Robust Adaptive Sliding Mode Security Control of Markov Jump Cyber-Physical Systems With Stochastic Injection Attacks Through Event-Triggered-Based Observer Approach

Abstract

This article addresses the challenge of state observer design for sliding mode security control in Markov jump cyber-physical systems subjected to stochastic injection attacks. To enhance network efficiency, a dynamic event-triggered algorithm is introduced in the communication channel. First, the design begins with a Luenberger state observer featuring an adaptive compensator. This configuration aims to effectively counteract malicious attacks. Second, an integral sliding hyperplane is formulated within the estimation space, which serves as the foundation for deriving the sliding mode dynamics, ensuring robustness against disturbances.

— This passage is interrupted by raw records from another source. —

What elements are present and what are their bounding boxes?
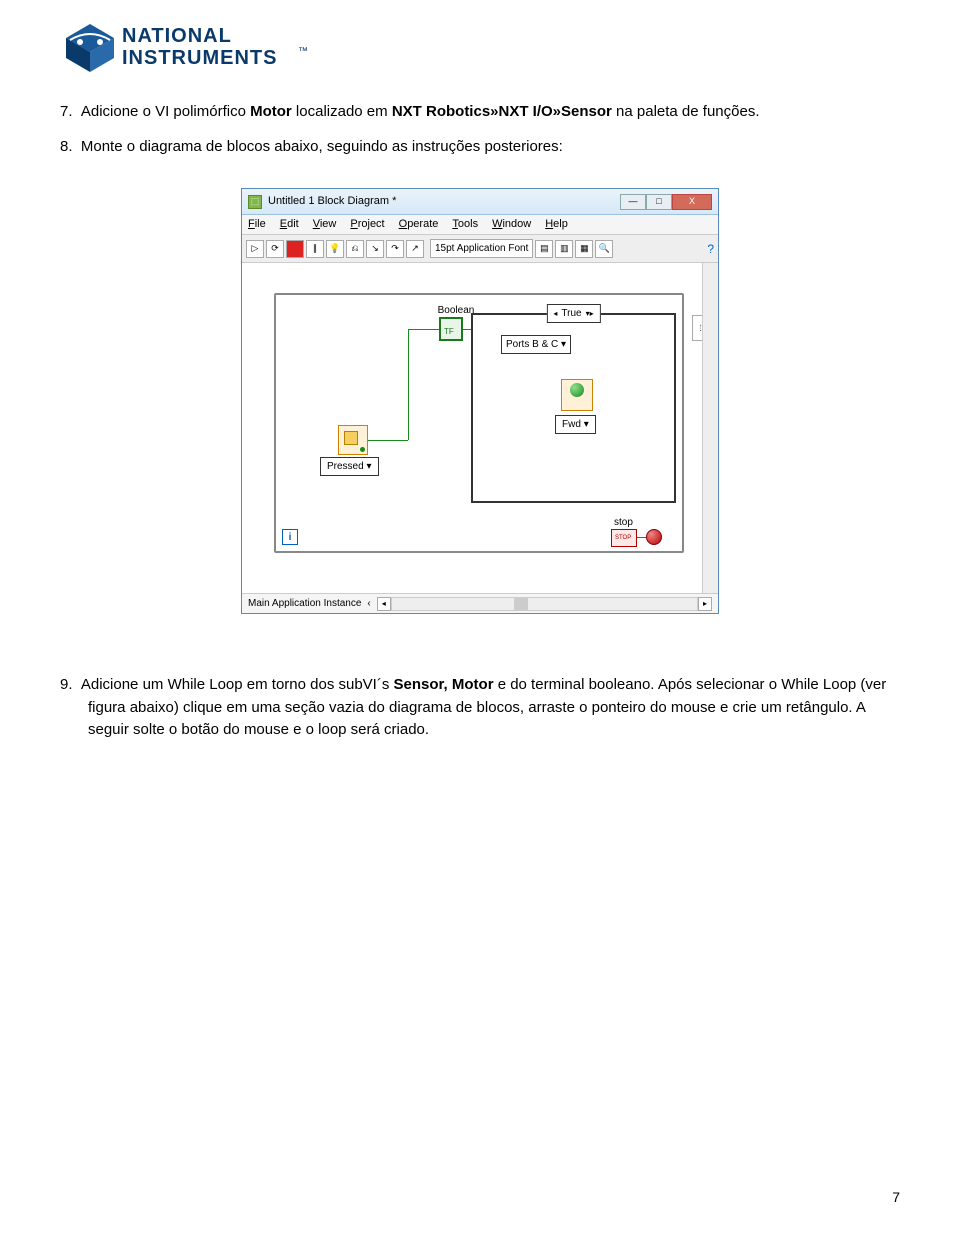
status-text: Main Application Instance xyxy=(248,596,361,611)
labview-screenshot: ⬚ Untitled 1 Block Diagram * — □ X File … xyxy=(241,188,719,614)
wire xyxy=(463,329,471,330)
wire xyxy=(408,329,439,330)
run-continuous-button[interactable]: ⟳ xyxy=(266,240,284,258)
menu-help[interactable]: Help xyxy=(545,216,568,233)
menu-project[interactable]: Project xyxy=(350,216,384,233)
step-8: 8. Monte o diagrama de blocos abaixo, se… xyxy=(60,136,900,159)
pause-button[interactable]: ∥ xyxy=(306,240,324,258)
document-body: 7. Adicione o VI polimórfico Motor local… xyxy=(60,101,900,742)
font-selector[interactable]: 15pt Application Font xyxy=(430,239,533,258)
menubar[interactable]: File Edit View Project Operate Tools Win… xyxy=(242,215,718,235)
svg-text:INSTRUMENTS: INSTRUMENTS xyxy=(122,47,277,69)
chevron-down-icon: ▾ xyxy=(561,339,566,350)
motor-subvi[interactable] xyxy=(561,379,593,411)
step-out-button[interactable]: ↗ xyxy=(406,240,424,258)
while-loop[interactable]: Boolean Pressed ▾ xyxy=(274,293,684,553)
menu-tools[interactable]: Tools xyxy=(452,216,478,233)
menu-operate[interactable]: Operate xyxy=(399,216,439,233)
menu-view[interactable]: View xyxy=(313,216,337,233)
step-into-button[interactable]: ↘ xyxy=(366,240,384,258)
statusbar: Main Application Instance ‹ ◂ ▸ xyxy=(242,593,718,613)
help-icon[interactable]: ? xyxy=(707,240,714,258)
reorder-button[interactable]: ▦ xyxy=(575,240,593,258)
sensor-subvi[interactable] xyxy=(338,425,368,455)
close-button[interactable]: X xyxy=(672,194,712,210)
run-button[interactable]: ▷ xyxy=(246,240,264,258)
list-number: 7. xyxy=(60,103,73,120)
toolbar[interactable]: ▷ ⟳ ∥ 💡 ⎌ ↘ ↷ ↗ 15pt Application Font ▤ … xyxy=(242,235,718,263)
case-structure[interactable]: ◂ True ▾▸ Ports B & C ▾ Fwd ▾ xyxy=(471,313,676,503)
svg-text:™: ™ xyxy=(298,46,308,57)
boolean-terminal[interactable] xyxy=(439,317,463,341)
menu-file[interactable]: File xyxy=(248,216,266,233)
retain-button[interactable]: ⎌ xyxy=(346,240,364,258)
ports-selector[interactable]: Ports B & C ▾ xyxy=(501,335,571,354)
list-number: 8. xyxy=(60,138,73,155)
abort-button[interactable] xyxy=(286,240,304,258)
highlight-button[interactable]: 💡 xyxy=(326,240,344,258)
chevron-down-icon: ▾ xyxy=(366,461,371,472)
prev-case-icon[interactable]: ◂ xyxy=(553,308,557,320)
window: ⬚ Untitled 1 Block Diagram * — □ X File … xyxy=(241,188,719,614)
menu-edit[interactable]: Edit xyxy=(280,216,299,233)
distribute-button[interactable]: ▥ xyxy=(555,240,573,258)
search-button[interactable]: 🔍 xyxy=(595,240,613,258)
step-over-button[interactable]: ↷ xyxy=(386,240,404,258)
step-7: 7. Adicione o VI polimórfico Motor local… xyxy=(60,101,900,124)
stop-terminal[interactable] xyxy=(611,529,637,547)
loop-condition[interactable] xyxy=(646,529,662,545)
wire xyxy=(368,440,408,441)
chevron-left-icon: ‹ xyxy=(367,596,370,611)
step-9: 9. Adicione um While Loop em torno dos s… xyxy=(60,674,900,742)
scroll-right-button[interactable]: ▸ xyxy=(698,597,712,611)
app-icon: ⬚ xyxy=(248,195,262,209)
fwd-selector[interactable]: Fwd ▾ xyxy=(555,415,596,434)
loop-iteration[interactable]: i xyxy=(282,529,298,545)
horizontal-scrollbar[interactable] xyxy=(391,597,698,611)
align-button[interactable]: ▤ xyxy=(535,240,553,258)
chevron-down-icon: ▾ xyxy=(584,419,589,430)
menu-window[interactable]: Window xyxy=(492,216,531,233)
titlebar[interactable]: ⬚ Untitled 1 Block Diagram * — □ X xyxy=(242,189,718,215)
svg-text:NATIONAL: NATIONAL xyxy=(122,25,232,47)
page-number: 7 xyxy=(892,1189,900,1205)
stop-label: stop xyxy=(614,515,633,530)
vertical-scrollbar[interactable] xyxy=(702,263,718,593)
case-selector[interactable]: ◂ True ▾▸ xyxy=(546,304,600,323)
ni-logo: NATIONAL INSTRUMENTS ™ xyxy=(60,20,900,76)
window-title: Untitled 1 Block Diagram * xyxy=(268,193,396,210)
block-diagram-canvas[interactable]: ⬚ Boolean Pressed ▾ xyxy=(242,263,718,593)
maximize-button[interactable]: □ xyxy=(646,194,672,210)
wire xyxy=(637,537,646,538)
wire xyxy=(408,329,409,440)
pressed-selector[interactable]: Pressed ▾ xyxy=(320,457,379,476)
minimize-button[interactable]: — xyxy=(620,194,646,210)
list-number: 9. xyxy=(60,676,73,693)
next-case-icon[interactable]: ▾▸ xyxy=(586,308,594,320)
scroll-left-button[interactable]: ◂ xyxy=(377,597,391,611)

Recognizing the diversity of transition rates (TRs), an elastic sliding mode controller is designed to accommodate three distinct types of TRs, which is also strategically designed to guarantee reachability and maintain sliding motion. Third, stochastic stability with an $H_{\infty }$ attenuation level is conducted separately for each type of TR. Correspondingly, the development of an algorithm for determining threshold parameters in triggered conditions is presented. Simultaneously, a proof of the nonexistence of Zeno behavior is provided, ensuring the stability and efficiency of the proposed system. Finally, a simulation study using a practical model is included to empirically demonstrate the validity of the proposed method in a real-world context.